Wave CEO Alex Kendall clarifies the liability question for self-driving cars. For 'hands-off' systems (L2), the driver remains liable. For 'eyes-off' (L3) or fully driverless systems (L4), liability shifts to the manufacturer or operator. This creates a clear delineation that will shape insurance and regulatory frameworks.
Waabi's CEO corrects the host on the terms of its Uber partnership, clarifying the deal is for a minimum of 25,000 vehicles, not a maximum. This seemingly small distinction is crucial, as it signifies a firm, large-scale commitment from Uber and a much stronger validation of Waabi's technology and path to deployment.
Wave CEO Alex Kendall argues against the integrated models of Tesla (building cars) and Waymo (building fleets). Instead, Wave licenses its AI driver to any automaker or fleet, believing this is the largest and most flexible business model, as it avoids the capex and limitations of a single brand.
Wave's CEO predicts that within five years, advanced AI driving features will become a consumer expectation. The necessary hardware is rapidly penetrating the market, and the experience will be so transformative that manufacturers who fail to offer it will face a catastrophic drop in demand, similar to how seatbelts or AC became standard.
Waabi's CEO explains that for physical AI, world models must go beyond just creating realistic simulations. The critical feature is 'controllability'—the ability to precisely generate and manipulate specific, safety-critical scenarios for testing. This is a fundamental difference from world models used for generating creative media or games.
Wave's CEO asserts that the core scientific challenges of self-driving are solved.
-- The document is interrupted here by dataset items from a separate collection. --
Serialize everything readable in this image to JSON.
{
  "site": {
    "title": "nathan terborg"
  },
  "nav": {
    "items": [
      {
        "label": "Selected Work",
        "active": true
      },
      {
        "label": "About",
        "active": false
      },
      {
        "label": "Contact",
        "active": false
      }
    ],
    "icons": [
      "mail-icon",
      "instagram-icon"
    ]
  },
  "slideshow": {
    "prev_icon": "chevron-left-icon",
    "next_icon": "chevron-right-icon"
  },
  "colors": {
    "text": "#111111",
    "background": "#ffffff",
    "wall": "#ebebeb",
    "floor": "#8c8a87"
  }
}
The remaining hurdles are engineering execution, product integration, and economic scaling. This marks a maturation point where the problem moves from a question of 'if' to 'how'—a predictable, albeit difficult, path of scaling data, compute, and validation.
Self-driving company Wave found that automakers want one technology partner for the entire autonomy spectrum, from driver-assist (L2) to full self-driving (L4). This streamlines integration, speeds up development, and allows data from lower-level systems to improve the higher-level ones, creating a powerful flywheel.
Waabi's CEO argues that achieving Level 4 (eyes-off) autonomy isn't a linear progression from Level 2 (driver-assist). They are entirely different safety problems. L4 requires a purpose-built technology stack from day one, as the absence of a human driver introduces challenges that cannot be solved by simply improving an L2 system.
Waabi's CEO explains their massive fundraise provides stability to withstand ecosystem delays and make long-term bets without quarterly pressure from investors. This 'war chest' allows them to pursue multiple verticals (trucking and robotaxis) simultaneously and signals market leadership, setting them apart from competitors who may be operating on tighter timelines.
Waabi CEO Raquel Urtasun critiques the industry's 'hub-to-hub' model, where autonomous trucks only handle highway driving. While this simplifies the tech challenge by avoiding complex surface streets, it's not the product customers want. The added cost of human drivers for the first and last mile breaks the economic model, failing to achieve product-market fit.